Zhou, though, offers the team valuable sponsorship. If the 2023 F1 schedule includes a return of the Chinese Grand Prix, which was last run before the pandemic, his potential value will rise and he is optimistic that the event will take place in Shanghai in 2023.
“Chinese Grand Prix will be likely, it should be here next year… I feel like it will be,” Zhou said. “It’s not been confirmed but still I know they are pushing for it, and everything looks quite good in restrictions Covid-wise, so I think it’s a big opportunity.”
Following the cancellation of the Russian Grand Prix due to Russia’s invasion of Ukraine, F1 CEO Stefano Domenicali was questioned last week on whether the series will return to China in light of the nation’s history of human rights violation.
“As we always said, the political line of the sport is always very thin,” Domenicali explained.
“We need to be always prudent. But for us, we always said that we want to bring the spotlight on other positive values… and this is what is happening.”
“We are going to be in all the countries that are highlighting what we believe is the right thing to highlight… If it is not happening, of course, we will take the right decision to move out.”
“In this moment, I think that the situation in China has to be followed for many reasons.
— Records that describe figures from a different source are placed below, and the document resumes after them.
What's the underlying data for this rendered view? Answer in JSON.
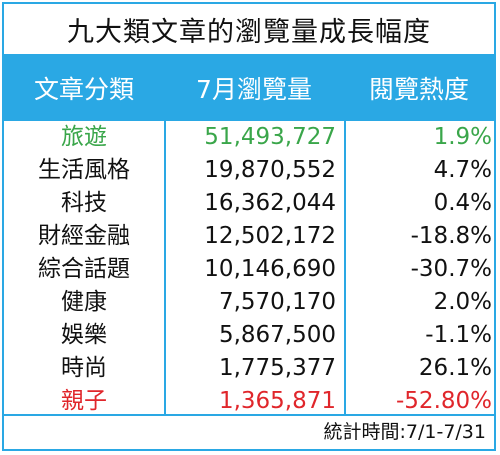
{
  "title": "九大類文章的瀏覽量成長幅度",
  "colors": {
    "accent": "#2aa8e4",
    "highlight_green": "#3aa64a",
    "highlight_red": "#e0262b"
  },
  "headers": {
    "category": "文章分類",
    "views": "7月瀏覽量",
    "heat": "閱覽熱度"
  },
  "rows": [
    {
      "category": "旅遊",
      "views": "51,493,727",
      "heat": "1.9%",
      "highlight": "green"
    },
    {
      "category": "生活風格",
      "views": "19,870,552",
      "heat": "4.7%"
    },
    {
      "category": "科技",
      "views": "16,362,044",
      "heat": "0.4%"
    },
    {
      "category": "財經金融",
      "views": "12,502,172",
      "heat": "-18.8%"
    },
    {
      "category": "綜合話題",
      "views": "10,146,690",
      "heat": "-30.7%"
    },
    {
      "category": "健康",
      "views": "7,570,170",
      "heat": "2.0%"
    },
    {
      "category": "娛樂",
      "views": "5,867,500",
      "heat": "-1.1%"
    },
    {
      "category": "時尚",
      "views": "1,775,377",
      "heat": "26.1%"
    },
    {
      "category": "親子",
      "views": "1,365,871",
      "heat": "-52.80%",
      "highlight": "red"
    }
  ],
  "footer": "統計時間:7/1-7/31"
}
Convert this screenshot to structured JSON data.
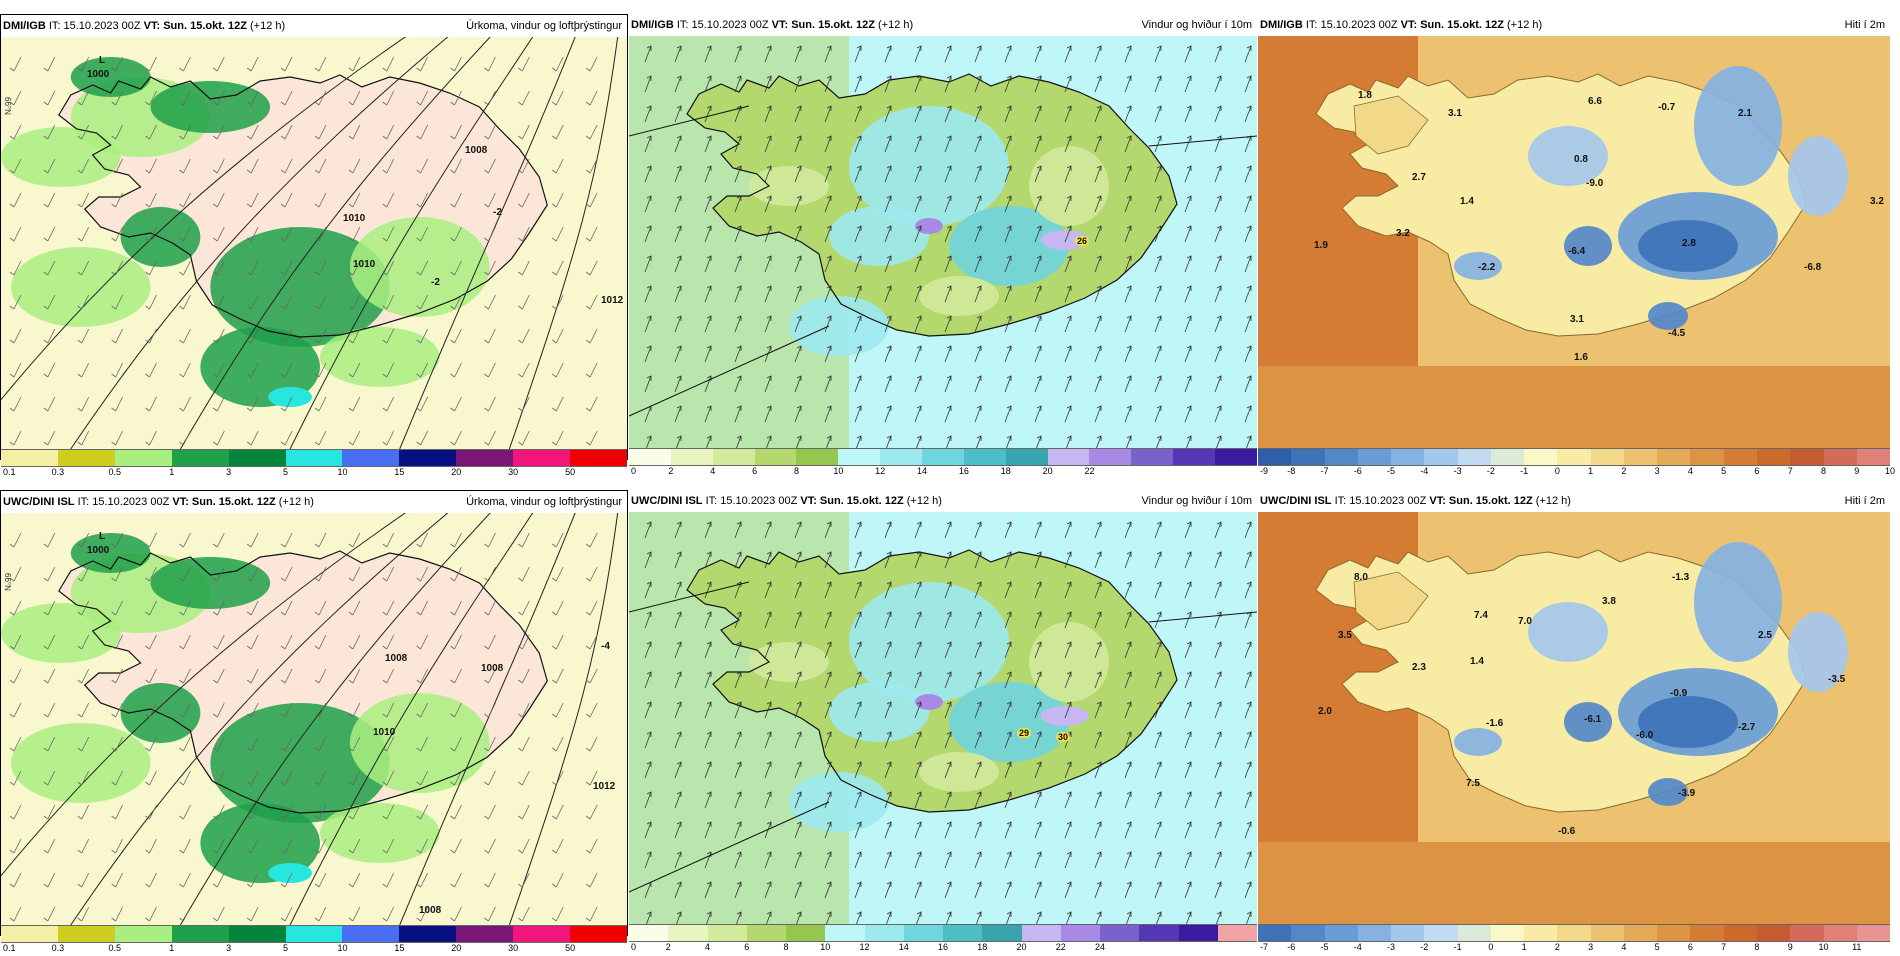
{
  "panels": [
    {
      "id": "p1",
      "model": "DMI/IGB",
      "it": "IT: 15.10.2023 00Z",
      "vt_label": "VT:",
      "vt": "Sun. 15.okt. 12Z",
      "lead": "(+12 h)",
      "title": "Úrkoma, vindur og loftþrýstingur",
      "kind": "precip",
      "legend_colors": [
        "#f3f0a6",
        "#cfcc22",
        "#a9ef80",
        "#1fa04a",
        "#05853c",
        "#27e6e0",
        "#4a6ef2",
        "#071080",
        "#7a1675",
        "#f0167c",
        "#f00000"
      ],
      "legend_ticks": [
        "0.1",
        "0.3",
        "0.5",
        "1",
        "3",
        "5",
        "10",
        "15",
        "20",
        "30",
        "50"
      ],
      "labels": [
        {
          "t": "L"
        },
        {
          "t": "1000"
        },
        {
          "t": "1008"
        },
        {
          "t": "1010"
        },
        {
          "t": "1010"
        },
        {
          "t": "1012"
        },
        {
          "t": "-2"
        },
        {
          "t": "-2"
        }
      ],
      "lat": "66°N"
    },
    {
      "id": "p2",
      "model": "DMI/IGB",
      "it": "IT: 15.10.2023 00Z",
      "vt_label": "VT:",
      "vt": "Sun. 15.okt. 12Z",
      "lead": "(+12 h)",
      "title": "Vindur og hviður í 10m",
      "kind": "wind",
      "legend_colors": [
        "#fcfde8",
        "#e8f5bf",
        "#d2ea9c",
        "#b3d86d",
        "#95c64d",
        "#bff6f8",
        "#9ce9ee",
        "#6fd5de",
        "#4bbec6",
        "#38a5ae",
        "#c6b6f2",
        "#a88ae6",
        "#7a62cc",
        "#5536b5",
        "#3a1aa0"
      ],
      "legend_ticks": [
        "0",
        "2",
        "4",
        "6",
        "8",
        "10",
        "12",
        "14",
        "16",
        "18",
        "20",
        "22"
      ],
      "labels": [
        {
          "t": "26"
        }
      ]
    },
    {
      "id": "p3",
      "model": "DMI/IGB",
      "it": "IT: 15.10.2023 00Z",
      "vt_label": "VT:",
      "vt": "Sun. 15.okt. 12Z",
      "lead": "(+12 h)",
      "title": "Hiti í 2m",
      "kind": "temp",
      "legend_colors": [
        "#2f5fa8",
        "#3f73b8",
        "#5288c8",
        "#6a9dd6",
        "#86b2e2",
        "#a4c7ec",
        "#c2daf2",
        "#dcebd8",
        "#fbf7c6",
        "#f8eba4",
        "#f2d98a",
        "#ecc270",
        "#e4aa58",
        "#dc9344",
        "#d47c34",
        "#cc6a2c",
        "#c65a30",
        "#d46a5a",
        "#e08078"
      ],
      "legend_ticks": [
        "-9",
        "-8",
        "-7",
        "-6",
        "-5",
        "-4",
        "-3",
        "-2",
        "-1",
        "0",
        "1",
        "2",
        "3",
        "4",
        "5",
        "6",
        "7",
        "8",
        "9",
        "10"
      ],
      "labels": [
        {
          "t": "1.8"
        },
        {
          "t": "3.1"
        },
        {
          "t": "6.6"
        },
        {
          "t": "-0.7"
        },
        {
          "t": "2.1"
        },
        {
          "t": "0.8"
        },
        {
          "t": "-9.0"
        },
        {
          "t": "2.7"
        },
        {
          "t": "1.4"
        },
        {
          "t": "3.2"
        },
        {
          "t": "3.2"
        },
        {
          "t": "1.9"
        },
        {
          "t": "-2.2"
        },
        {
          "t": "-6.4"
        },
        {
          "t": "2.8"
        },
        {
          "t": "-6.8"
        },
        {
          "t": "3.1"
        },
        {
          "t": "-4.5"
        },
        {
          "t": "1.6"
        }
      ]
    },
    {
      "id": "p4",
      "model": "UWC/DINI ISL",
      "it": "IT: 15.10.2023 00Z",
      "vt_label": "VT:",
      "vt": "Sun. 15.okt. 12Z",
      "lead": "(+12 h)",
      "title": "Úrkoma, vindur og loftþrýstingur",
      "kind": "precip",
      "legend_colors": [
        "#f3f0a6",
        "#cfcc22",
        "#a9ef80",
        "#1fa04a",
        "#05853c",
        "#27e6e0",
        "#4a6ef2",
        "#071080",
        "#7a1675",
        "#f0167c",
        "#f00000"
      ],
      "legend_ticks": [
        "0.1",
        "0.3",
        "0.5",
        "1",
        "3",
        "5",
        "10",
        "15",
        "20",
        "30",
        "50"
      ],
      "labels": [
        {
          "t": "L"
        },
        {
          "t": "1000"
        },
        {
          "t": "1008"
        },
        {
          "t": "1008"
        },
        {
          "t": "1010"
        },
        {
          "t": "1012"
        },
        {
          "t": "1008"
        },
        {
          "t": "-4"
        }
      ],
      "lat": "66°N"
    },
    {
      "id": "p5",
      "model": "UWC/DINI ISL",
      "it": "IT: 15.10.2023 00Z",
      "vt_label": "VT:",
      "vt": "Sun. 15.okt. 12Z",
      "lead": "(+12 h)",
      "title": "Vindur og hviður í 10m",
      "kind": "wind",
      "legend_colors": [
        "#fcfde8",
        "#e8f5bf",
        "#d2ea9c",
        "#b3d86d",
        "#95c64d",
        "#bff6f8",
        "#9ce9ee",
        "#6fd5de",
        "#4bbec6",
        "#38a5ae",
        "#c6b6f2",
        "#a88ae6",
        "#7a62cc",
        "#5536b5",
        "#3a1aa0",
        "#f2a4a4"
      ],
      "legend_ticks": [
        "0",
        "2",
        "4",
        "6",
        "8",
        "10",
        "12",
        "14",
        "16",
        "18",
        "20",
        "22",
        "24"
      ],
      "labels": [
        {
          "t": "29"
        },
        {
          "t": "30"
        }
      ]
    },
    {
      "id": "p6",
      "model": "UWC/DINI ISL",
      "it": "IT: 15.10.2023 00Z",
      "vt_label": "VT:",
      "vt": "Sun. 15.okt. 12Z",
      "lead": "(+12 h)",
      "title": "Hiti í 2m",
      "kind": "temp",
      "legend_colors": [
        "#3f73b8",
        "#5288c8",
        "#6a9dd6",
        "#86b2e2",
        "#a4c7ec",
        "#c2daf2",
        "#dcebd8",
        "#fbf7c6",
        "#f8eba4",
        "#f2d98a",
        "#ecc270",
        "#e4aa58",
        "#dc9344",
        "#d47c34",
        "#cc6a2c",
        "#c65a30",
        "#d46a5a",
        "#e08078",
        "#e89490"
      ],
      "legend_ticks": [
        "-7",
        "-6",
        "-5",
        "-4",
        "-3",
        "-2",
        "-1",
        "0",
        "1",
        "2",
        "3",
        "4",
        "5",
        "6",
        "7",
        "8",
        "9",
        "10",
        "11"
      ],
      "labels": [
        {
          "t": "8.0"
        },
        {
          "t": "-1.3"
        },
        {
          "t": "3.8"
        },
        {
          "t": "3.5"
        },
        {
          "t": "7.4"
        },
        {
          "t": "7.0"
        },
        {
          "t": "2.5"
        },
        {
          "t": "2.3"
        },
        {
          "t": "1.4"
        },
        {
          "t": "-3.5"
        },
        {
          "t": "-0.9"
        },
        {
          "t": "2.0"
        },
        {
          "t": "-1.6"
        },
        {
          "t": "-6.1"
        },
        {
          "t": "-6.0"
        },
        {
          "t": "-2.7"
        },
        {
          "t": "7.5"
        },
        {
          "t": "-3.9"
        },
        {
          "t": "-0.6"
        }
      ]
    }
  ]
}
We have the Covid-19 situation, that is unclear, and I really believe that all the major sports leagues are waiting to understand what’s going on.”
Domenicali anticipates that the situation will become clearer following the National People’s Congress of the ruling Chinese Communist Party, which is held every five years in October.
“We believe that we are going to have a clear guidance on what is the scenario for China in the future within the end of this year,” said Domenicali.
“From the political perspective, there is a big event there at the end of October. Then, of course, on our side, the first point will be to understand what will be the Covid regulations that has to be applied in that country.”
“Then we will see how the situation will evolve. I don’t want to take any kind of conclusion. We are monitoring, as always, the situation in these countries and I think that our course has always been approved by facts, so far.”